Elle est, cette chambre, le réel qui résiste, dont je n'ai pas d'autre moyen pour en rendre l'existence que de l'épuiser en mots. Je me demande si je n'ai pas voulu, en fixant interminablement cette photo, moins redevenir cette fille de 1959, que capter cette sensation spéciale d'un présent différent du présent réellement vécu – celui où je suis en ce moment assise à mon bureau devant la fenêtre – un présent antérieur, une conquête fragile, peut-être inutile, mais qui me paraît une extension des pouvoirs de la pensée et de la maîtrise de notre vie. (
La honte … En ai-je été nettoyée par Le Deuxième sexe ou au contraire submergée ? J'opte pour l'indécision : d'avoir reçu les clés pour comprendre la honte ne donne pas le pouvoir de l'effacer.

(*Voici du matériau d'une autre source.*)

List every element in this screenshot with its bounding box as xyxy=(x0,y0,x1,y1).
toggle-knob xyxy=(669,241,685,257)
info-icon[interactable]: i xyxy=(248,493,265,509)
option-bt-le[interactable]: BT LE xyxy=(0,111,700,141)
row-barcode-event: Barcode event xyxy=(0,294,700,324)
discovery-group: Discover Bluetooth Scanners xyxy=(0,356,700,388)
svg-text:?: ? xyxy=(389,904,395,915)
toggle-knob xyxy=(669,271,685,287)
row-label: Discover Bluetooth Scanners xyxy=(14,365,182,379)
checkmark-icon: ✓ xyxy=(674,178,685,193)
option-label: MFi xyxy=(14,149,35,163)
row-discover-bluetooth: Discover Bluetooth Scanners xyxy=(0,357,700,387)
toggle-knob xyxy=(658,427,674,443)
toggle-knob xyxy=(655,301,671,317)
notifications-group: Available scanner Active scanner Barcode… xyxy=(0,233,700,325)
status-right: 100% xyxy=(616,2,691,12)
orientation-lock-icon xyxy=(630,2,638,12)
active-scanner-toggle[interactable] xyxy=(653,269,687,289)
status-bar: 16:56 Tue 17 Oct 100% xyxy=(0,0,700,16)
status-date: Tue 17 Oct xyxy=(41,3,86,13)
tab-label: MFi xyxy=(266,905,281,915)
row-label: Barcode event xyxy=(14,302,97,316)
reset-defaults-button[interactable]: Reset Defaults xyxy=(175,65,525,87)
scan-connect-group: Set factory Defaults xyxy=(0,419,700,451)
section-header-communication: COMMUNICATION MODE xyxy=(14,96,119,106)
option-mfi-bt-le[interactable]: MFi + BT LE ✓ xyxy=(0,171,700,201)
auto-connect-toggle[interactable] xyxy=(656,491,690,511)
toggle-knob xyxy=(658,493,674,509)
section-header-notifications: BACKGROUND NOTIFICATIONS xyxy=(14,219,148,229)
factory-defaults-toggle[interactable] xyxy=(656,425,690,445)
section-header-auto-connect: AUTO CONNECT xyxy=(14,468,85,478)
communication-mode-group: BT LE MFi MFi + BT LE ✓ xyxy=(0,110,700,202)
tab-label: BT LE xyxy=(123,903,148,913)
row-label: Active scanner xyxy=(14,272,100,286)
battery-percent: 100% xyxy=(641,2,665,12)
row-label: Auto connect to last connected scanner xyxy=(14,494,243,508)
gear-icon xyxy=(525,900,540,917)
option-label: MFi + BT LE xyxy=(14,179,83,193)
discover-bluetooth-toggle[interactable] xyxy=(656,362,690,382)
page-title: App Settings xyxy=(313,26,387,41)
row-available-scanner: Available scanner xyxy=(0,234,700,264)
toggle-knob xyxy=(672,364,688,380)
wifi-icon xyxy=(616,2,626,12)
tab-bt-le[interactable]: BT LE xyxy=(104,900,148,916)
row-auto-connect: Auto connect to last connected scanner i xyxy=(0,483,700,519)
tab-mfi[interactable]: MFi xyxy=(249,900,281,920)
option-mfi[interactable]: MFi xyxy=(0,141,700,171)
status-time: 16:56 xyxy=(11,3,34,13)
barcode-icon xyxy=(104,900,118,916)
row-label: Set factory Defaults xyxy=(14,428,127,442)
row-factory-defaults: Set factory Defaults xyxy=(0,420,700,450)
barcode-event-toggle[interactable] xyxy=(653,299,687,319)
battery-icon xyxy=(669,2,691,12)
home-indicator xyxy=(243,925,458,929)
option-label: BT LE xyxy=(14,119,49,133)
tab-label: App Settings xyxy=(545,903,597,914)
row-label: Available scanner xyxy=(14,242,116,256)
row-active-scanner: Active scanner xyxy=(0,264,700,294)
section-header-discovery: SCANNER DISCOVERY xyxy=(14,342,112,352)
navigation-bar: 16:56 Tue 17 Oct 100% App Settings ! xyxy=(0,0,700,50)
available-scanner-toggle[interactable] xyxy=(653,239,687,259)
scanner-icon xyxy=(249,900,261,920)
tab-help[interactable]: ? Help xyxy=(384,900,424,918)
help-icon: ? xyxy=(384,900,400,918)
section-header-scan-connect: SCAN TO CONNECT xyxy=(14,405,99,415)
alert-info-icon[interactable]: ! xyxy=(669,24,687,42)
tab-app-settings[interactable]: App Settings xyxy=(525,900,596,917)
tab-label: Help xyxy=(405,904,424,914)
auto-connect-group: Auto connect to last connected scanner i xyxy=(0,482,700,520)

Je ne suis pas culturelle, il n'y a qu'une chose qui compte pour moi, saisir la vie, le temps, comprendre et jouir. Est-ce la plus grande vérité de ce récit ?
Plus je fixe la fille de la photo, plus il me semble que c'est elle qui me regarde. Est-ce qu'elle est moi, cette fille ? Suis-je elle ? Pour que je sois elle, il faudrait que je sois capable de résoudre un problème de physique et une équation du second degré je lise le roman complet inséré dans les pages des Bonnes soirées toutes les semaines je rêve d'aller enfin en « sur-pat » je sois pour le maintien de l'Algérie française je sente les yeux gris de ma mère me suivre partout je n'aie lu ni Beauvoir ni Proust ni Virginia Woolf ni etc. je m'appelle Annie Duchesne.
Chaque jour et partout dans le monde il y a des hommes en cercle autour d'une femme, prêts à lui jeter la pierre.